Seventeen high school students from Camden County came to the Yogi Berra Museum & Learning Center to present their innovative design projects inspired by the world of sports and the life of the Hall of Fame catcher to a panel of expert judges. The day was the culmination of a month-long summer program held at Camden County College during which the students learned to use Solid Edge® software, a state-of-the-art computer-aided design program (CAD) created by Siemens PLM Software. Challenge participants implemented the software to design 3D prototypes that addressed real-world problems from the world of sports. Prototypes were later printed on a 3D printer.
The students began the day participating in the Museum’s STEM programs, making use of PITCH, the Museum’s new interactive installation, and other radar technology to learn about physics and math. After lunch, four teams presented their designs to the panel of judges that included Lars Nauheim, director of Global Operations for Siemens; Donna Wright, senior marketing manager of Siemens; Patti Jo Rosenthal, manager of K-12 Programs for ASME (American Society of Mechanical Engineers); and Kavitha Davidson, professional sports writer. Projects included bamboo-lined shin guards to prevent skin rashes, customized knee pads to protect the knees, sports goggles enhanced with augmented reality, and “Ear Buddy,” an ear bud featuring GPS for visually impaired runners.
“The student solutions were incredibly creative and ambitious,” said Eve Schaenen, the Museum’s executive director. “As a Learning Center, the Museum has worked hard in the last year to develop fun and exciting ways to engage young people in STEM. This new partnership with Siemens and the Camden County Schools represents another way for us to leverage the common bond of sports to expose students to important subjects like engineering and digital tools like Solid Edge. Our hope is to build on today’s experience so that this design challenge can reach many more students in the future.”

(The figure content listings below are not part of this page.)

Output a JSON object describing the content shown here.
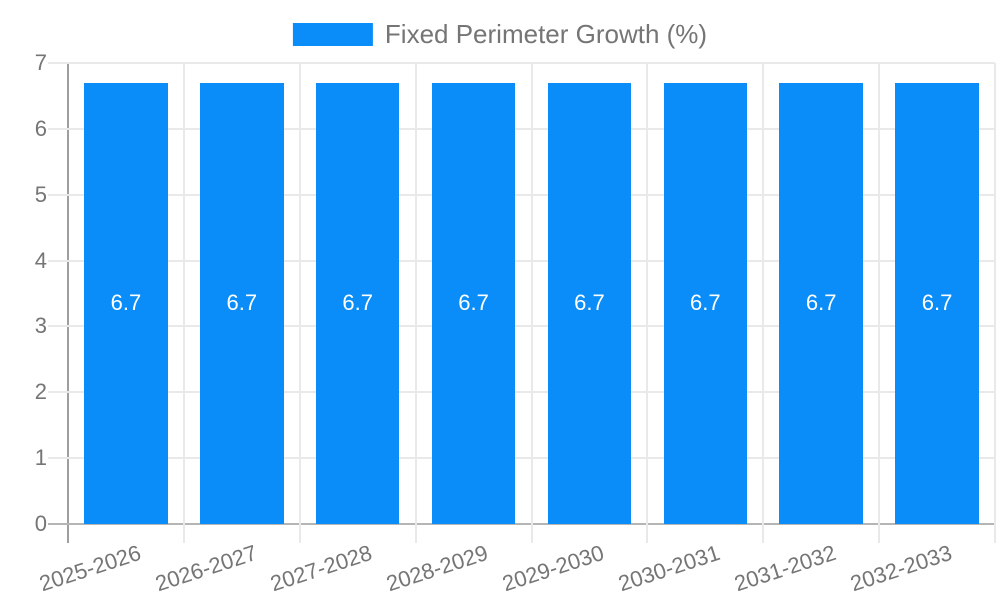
{
  "chart_data": {
    "type": "bar",
    "title": "",
    "legend": {
      "label": "Fixed Perimeter Growth (%)",
      "position": "top-center"
    },
    "categories": [
      "2025-2026",
      "2026-2027",
      "2027-2028",
      "2028-2029",
      "2029-2030",
      "2030-2031",
      "2031-2032",
      "2032-2033"
    ],
    "series": [
      {
        "name": "Fixed Perimeter Growth (%)",
        "color": "#0a8df8",
        "values": [
          6.7,
          6.7,
          6.7,
          6.7,
          6.7,
          6.7,
          6.7,
          6.7
        ]
      }
    ],
    "value_labels": [
      "6.7",
      "6.7",
      "6.7",
      "6.7",
      "6.7",
      "6.7",
      "6.7",
      "6.7"
    ],
    "xlabel": "",
    "ylabel": "",
    "ylim": [
      0,
      7
    ],
    "yticks": [
      0,
      1,
      2,
      3,
      4,
      5,
      6,
      7
    ],
    "grid": true,
    "colors": {
      "bar": "#0a8df8",
      "axis_text": "#757575",
      "bar_label": "#ffffff",
      "gridline": "#e9e9e9",
      "baseline": "#b5b5b5",
      "axis_line": "#9e9e9e",
      "background": "#ffffff"
    }
  }
}
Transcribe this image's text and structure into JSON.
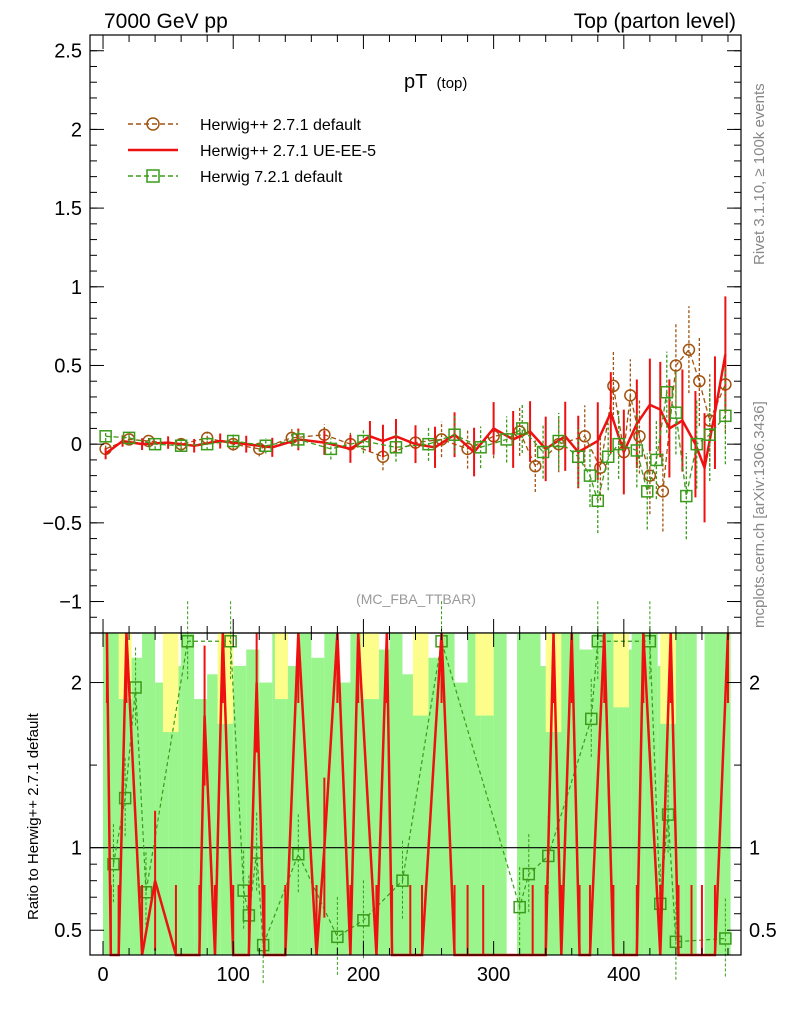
{
  "header": {
    "left": "7000 GeV pp",
    "right": "Top (parton level)"
  },
  "side": {
    "rivet": "Rivet 3.1.10, ≥ 100k events",
    "mcplots": "mcplots.cern.ch [arXiv:1306.3436]"
  },
  "colors": {
    "ref": "#a0520f",
    "ue": "#ee1111",
    "h7": "#3a9b1a",
    "band_green": "#99f58c",
    "band_yellow": "#fdfd8c"
  },
  "chart_data": [
    {
      "type": "line",
      "title": "pT",
      "title_sub": "(top)",
      "analysis": "(MC_FBA_TTBAR)",
      "xlim": [
        -10,
        490
      ],
      "ylim": [
        -1.2,
        2.6
      ],
      "yticks": [
        -1,
        -0.5,
        0,
        0.5,
        1,
        1.5,
        2,
        2.5
      ],
      "ytick_labels": [
        "−1",
        "−0.5",
        "0",
        "0.5",
        "1",
        "1.5",
        "2",
        "2.5"
      ],
      "legend_position": "top-left",
      "series": [
        {
          "name": "Herwig++ 2.7.1 default",
          "style": "dashed-circle",
          "points": [
            [
              2,
              -0.03
            ],
            [
              20,
              0.03
            ],
            [
              35,
              0.02
            ],
            [
              60,
              0.0
            ],
            [
              80,
              0.04
            ],
            [
              100,
              0.0
            ],
            [
              120,
              -0.03
            ],
            [
              145,
              0.04
            ],
            [
              170,
              0.06
            ],
            [
              190,
              0.0
            ],
            [
              215,
              -0.08
            ],
            [
              240,
              0.01
            ],
            [
              260,
              0.03
            ],
            [
              280,
              -0.03
            ],
            [
              300,
              0.05
            ],
            [
              320,
              0.08
            ],
            [
              332,
              -0.14
            ],
            [
              350,
              0.0
            ],
            [
              370,
              0.05
            ],
            [
              382,
              -0.15
            ],
            [
              392,
              0.37
            ],
            [
              400,
              -0.05
            ],
            [
              405,
              0.31
            ],
            [
              412,
              0.05
            ],
            [
              420,
              -0.2
            ],
            [
              430,
              -0.3
            ],
            [
              440,
              0.5
            ],
            [
              450,
              0.6
            ],
            [
              458,
              0.4
            ],
            [
              466,
              0.15
            ],
            [
              478,
              0.38
            ]
          ]
        },
        {
          "name": "Herwig++ 2.7.1 UE-EE-5",
          "style": "solid",
          "points": [
            [
              2,
              -0.06
            ],
            [
              15,
              0.02
            ],
            [
              30,
              0.0
            ],
            [
              50,
              0.01
            ],
            [
              70,
              -0.01
            ],
            [
              90,
              0.02
            ],
            [
              110,
              0.0
            ],
            [
              130,
              -0.02
            ],
            [
              150,
              0.03
            ],
            [
              170,
              0.01
            ],
            [
              190,
              -0.03
            ],
            [
              205,
              0.05
            ],
            [
              215,
              0.02
            ],
            [
              225,
              0.05
            ],
            [
              240,
              0.0
            ],
            [
              255,
              -0.02
            ],
            [
              270,
              0.06
            ],
            [
              285,
              -0.05
            ],
            [
              300,
              0.1
            ],
            [
              315,
              0.03
            ],
            [
              328,
              0.08
            ],
            [
              340,
              -0.03
            ],
            [
              355,
              0.05
            ],
            [
              365,
              -0.05
            ],
            [
              380,
              0.02
            ],
            [
              390,
              0.2
            ],
            [
              400,
              -0.05
            ],
            [
              410,
              0.13
            ],
            [
              420,
              0.25
            ],
            [
              428,
              0.22
            ],
            [
              435,
              0.1
            ],
            [
              445,
              0.15
            ],
            [
              455,
              0.0
            ],
            [
              462,
              -0.15
            ],
            [
              470,
              0.2
            ],
            [
              478,
              0.57
            ]
          ]
        },
        {
          "name": "Herwig 7.2.1 default",
          "style": "dashed-square",
          "points": [
            [
              2,
              0.05
            ],
            [
              20,
              0.04
            ],
            [
              40,
              0.0
            ],
            [
              60,
              -0.01
            ],
            [
              80,
              0.0
            ],
            [
              100,
              0.02
            ],
            [
              125,
              -0.01
            ],
            [
              150,
              0.03
            ],
            [
              175,
              -0.03
            ],
            [
              200,
              0.02
            ],
            [
              225,
              -0.02
            ],
            [
              250,
              0.0
            ],
            [
              270,
              0.06
            ],
            [
              290,
              -0.02
            ],
            [
              310,
              0.03
            ],
            [
              322,
              0.1
            ],
            [
              338,
              -0.05
            ],
            [
              350,
              0.02
            ],
            [
              365,
              -0.08
            ],
            [
              374,
              -0.2
            ],
            [
              380,
              -0.36
            ],
            [
              388,
              -0.08
            ],
            [
              396,
              0.0
            ],
            [
              410,
              -0.04
            ],
            [
              418,
              -0.3
            ],
            [
              425,
              -0.1
            ],
            [
              433,
              0.33
            ],
            [
              440,
              0.2
            ],
            [
              448,
              -0.33
            ],
            [
              456,
              0.0
            ],
            [
              466,
              0.06
            ],
            [
              478,
              0.18
            ]
          ]
        }
      ]
    },
    {
      "type": "line",
      "ylabel": "Ratio to Herwig++ 2.7.1 default",
      "xlim": [
        -10,
        490
      ],
      "ylim": [
        0.35,
        2.3
      ],
      "xticks": [
        0,
        100,
        200,
        300,
        400
      ],
      "xtick_labels": [
        "0",
        "100",
        "200",
        "300",
        "400"
      ],
      "yticks": [
        0.5,
        1,
        2
      ],
      "ytick_labels": [
        "0.5",
        "1",
        "2"
      ],
      "reference_line": 1,
      "h7_ratio": [
        [
          8,
          0.9
        ],
        [
          17,
          1.3
        ],
        [
          25,
          1.97
        ],
        [
          33,
          0.73
        ],
        [
          65,
          2.25
        ],
        [
          98,
          2.25
        ],
        [
          108,
          0.74
        ],
        [
          112,
          0.59
        ],
        [
          118,
          0.97
        ],
        [
          123,
          0.41
        ],
        [
          150,
          0.96
        ],
        [
          180,
          0.46
        ],
        [
          200,
          0.56
        ],
        [
          230,
          0.8
        ],
        [
          260,
          2.25
        ],
        [
          320,
          0.64
        ],
        [
          327,
          0.84
        ],
        [
          342,
          0.95
        ],
        [
          375,
          1.78
        ],
        [
          380,
          2.25
        ],
        [
          420,
          2.25
        ],
        [
          428,
          0.66
        ],
        [
          434,
          1.2
        ],
        [
          440,
          0.43
        ],
        [
          478,
          0.45
        ]
      ],
      "ue_ratio": [
        [
          3,
          2.3
        ],
        [
          6,
          0.35
        ],
        [
          12,
          0.35
        ],
        [
          18,
          2.3
        ],
        [
          30,
          0.35
        ],
        [
          40,
          0.8
        ],
        [
          56,
          0.35
        ],
        [
          74,
          0.35
        ],
        [
          78,
          1.8
        ],
        [
          86,
          0.35
        ],
        [
          92,
          2.3
        ],
        [
          100,
          0.35
        ],
        [
          112,
          0.35
        ],
        [
          118,
          2.0
        ],
        [
          124,
          0.35
        ],
        [
          140,
          0.35
        ],
        [
          150,
          2.3
        ],
        [
          164,
          0.35
        ],
        [
          170,
          1.0
        ],
        [
          180,
          2.3
        ],
        [
          190,
          0.35
        ],
        [
          196,
          2.3
        ],
        [
          210,
          0.35
        ],
        [
          218,
          2.3
        ],
        [
          222,
          0.35
        ],
        [
          236,
          0.35
        ],
        [
          245,
          0.35
        ],
        [
          260,
          2.3
        ],
        [
          270,
          0.35
        ],
        [
          280,
          0.35
        ],
        [
          292,
          0.35
        ],
        [
          330,
          0.35
        ],
        [
          340,
          0.35
        ],
        [
          346,
          2.3
        ],
        [
          352,
          0.35
        ],
        [
          360,
          2.3
        ],
        [
          366,
          0.35
        ],
        [
          374,
          0.35
        ],
        [
          385,
          2.3
        ],
        [
          392,
          0.35
        ],
        [
          410,
          0.35
        ],
        [
          415,
          2.3
        ],
        [
          428,
          0.35
        ],
        [
          436,
          2.3
        ],
        [
          442,
          0.35
        ],
        [
          452,
          0.35
        ],
        [
          460,
          0.35
        ],
        [
          470,
          0.35
        ],
        [
          480,
          2.3
        ]
      ],
      "band_ranges": [
        [
          0,
          10,
          2.3,
          0.35
        ],
        [
          10,
          20,
          2.3,
          0.35
        ],
        [
          20,
          30,
          2.15,
          0.35
        ],
        [
          30,
          40,
          2.3,
          0.35
        ],
        [
          40,
          50,
          2.0,
          0.35
        ],
        [
          50,
          60,
          2.1,
          0.35
        ],
        [
          60,
          70,
          2.3,
          0.35
        ],
        [
          70,
          80,
          1.9,
          0.35
        ],
        [
          80,
          90,
          2.05,
          0.35
        ],
        [
          90,
          100,
          2.3,
          0.35
        ],
        [
          100,
          110,
          2.1,
          0.35
        ],
        [
          110,
          120,
          2.2,
          0.35
        ],
        [
          120,
          130,
          2.0,
          0.35
        ],
        [
          130,
          140,
          2.3,
          0.35
        ],
        [
          140,
          150,
          2.1,
          0.35
        ],
        [
          150,
          160,
          2.3,
          0.35
        ],
        [
          160,
          170,
          2.15,
          0.35
        ],
        [
          170,
          180,
          2.3,
          0.35
        ],
        [
          180,
          190,
          2.0,
          0.35
        ],
        [
          190,
          200,
          2.3,
          0.35
        ],
        [
          200,
          210,
          2.1,
          0.35
        ],
        [
          210,
          220,
          2.2,
          0.35
        ],
        [
          220,
          230,
          2.3,
          0.35
        ],
        [
          230,
          240,
          2.05,
          0.35
        ],
        [
          240,
          250,
          2.3,
          0.35
        ],
        [
          250,
          260,
          2.15,
          0.35
        ],
        [
          260,
          270,
          2.3,
          0.35
        ],
        [
          270,
          280,
          2.0,
          0.35
        ],
        [
          280,
          290,
          2.3,
          0.35
        ],
        [
          290,
          300,
          2.1,
          0.35
        ],
        [
          300,
          310,
          2.3,
          0.35
        ],
        [
          318,
          326,
          2.3,
          0.35
        ],
        [
          326,
          336,
          2.3,
          0.35
        ],
        [
          336,
          346,
          2.1,
          0.35
        ],
        [
          346,
          356,
          2.3,
          0.35
        ],
        [
          356,
          366,
          2.3,
          0.35
        ],
        [
          366,
          376,
          2.2,
          0.35
        ],
        [
          376,
          386,
          2.3,
          0.35
        ],
        [
          386,
          396,
          2.3,
          0.35
        ],
        [
          396,
          406,
          2.2,
          0.35
        ],
        [
          406,
          416,
          2.3,
          0.35
        ],
        [
          416,
          426,
          2.3,
          0.35
        ],
        [
          426,
          436,
          2.1,
          0.35
        ],
        [
          436,
          446,
          2.3,
          0.35
        ],
        [
          446,
          456,
          2.3,
          0.35
        ],
        [
          462,
          472,
          2.3,
          0.35
        ],
        [
          472,
          482,
          2.3,
          0.35
        ]
      ],
      "yellow_ranges": [
        [
          12,
          22,
          2.3,
          1.9
        ],
        [
          46,
          58,
          2.3,
          1.7
        ],
        [
          88,
          100,
          2.3,
          1.75
        ],
        [
          132,
          142,
          2.3,
          1.9
        ],
        [
          198,
          212,
          2.3,
          1.9
        ],
        [
          238,
          250,
          2.3,
          1.8
        ],
        [
          286,
          300,
          2.3,
          1.8
        ],
        [
          340,
          352,
          2.3,
          1.7
        ],
        [
          392,
          404,
          2.3,
          1.85
        ],
        [
          428,
          440,
          2.3,
          1.75
        ]
      ]
    }
  ]
}
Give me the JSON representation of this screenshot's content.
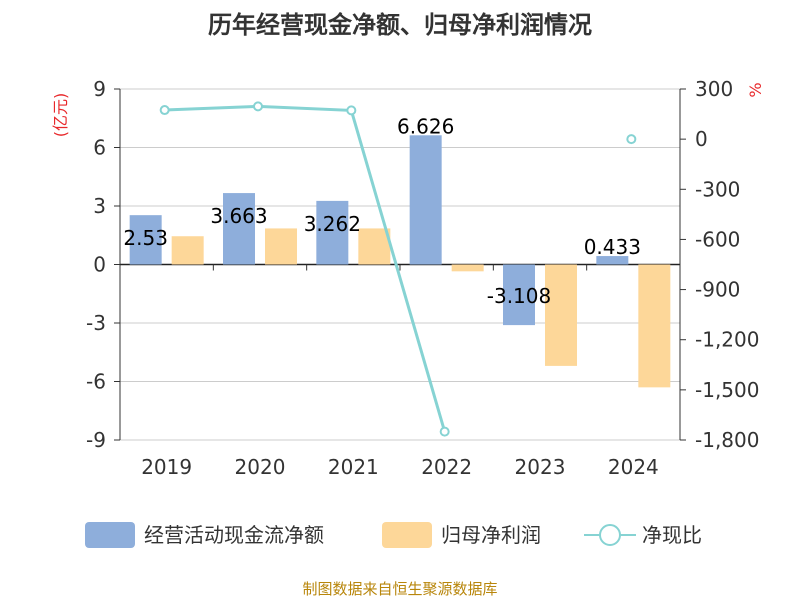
{
  "title": "历年经营现金净额、归母净利润情况",
  "source": "制图数据来自恒生聚源数据库",
  "chart_data": {
    "type": "bar",
    "title": "历年经营现金净额、归母净利润情况",
    "categories": [
      "2019",
      "2020",
      "2021",
      "2022",
      "2023",
      "2024"
    ],
    "left_axis": {
      "unit": "(亿元)",
      "ylim": [
        -9,
        9
      ],
      "ticks": [
        9,
        6,
        3,
        0,
        -3,
        -6,
        -9
      ],
      "tick_labels": [
        "9",
        "6",
        "3",
        "0",
        "-3",
        "-6",
        "-9"
      ]
    },
    "right_axis": {
      "unit": "%",
      "ylim": [
        -1800,
        300
      ],
      "ticks": [
        300,
        0,
        -300,
        -600,
        -900,
        -1200,
        -1500,
        -1800
      ],
      "tick_labels": [
        "300",
        "0",
        "-300",
        "-600",
        "-900",
        "-1,200",
        "-1,500",
        "-1,800"
      ]
    },
    "grid": true,
    "legend_position": "bottom",
    "series": [
      {
        "name": "经营活动现金流净额",
        "type": "bar",
        "axis": "left",
        "color": "#8eaedb",
        "values": [
          2.53,
          3.663,
          3.262,
          6.626,
          -3.108,
          0.433
        ],
        "labels": [
          "2.53",
          "3.663",
          "3.262",
          "6.626",
          "-3.108",
          "0.433"
        ]
      },
      {
        "name": "归母净利润",
        "type": "bar",
        "axis": "left",
        "color": "#fdd799",
        "values": [
          1.45,
          1.85,
          1.85,
          -0.35,
          -5.2,
          -6.3
        ],
        "labels": []
      },
      {
        "name": "净现比",
        "type": "line",
        "axis": "right",
        "color": "#86d3d3",
        "values": [
          174,
          196,
          172,
          -1750,
          null,
          0
        ],
        "labels": []
      }
    ]
  }
}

In the end, the four judges were so impressed with all the projects that they awarded each participant an Amazon gift card and a license of Solid Edge software for students, along with T-shirts and a Yogi Berra Museum #8 ring in honor of the player who inspired the competition.
Lars Naunheim, director of Global Operations for Siemens – and an ardent baseball fan – was full of enthusiasm for the pilot program, which he helped spearhead after a visit to the Museum this past February. “Siemens PLM Software is pleased to collaborate with the Yogi Berra Museum to offer a summer camp program which introduces students to STEM and engineering with a design challenge that combines sports and math in a fun and creative way. It is a unique opportunity and privilege to support the museum’s mission of offering sports-based educational programs and to promote Yogi’s values around teamwork and excellence.”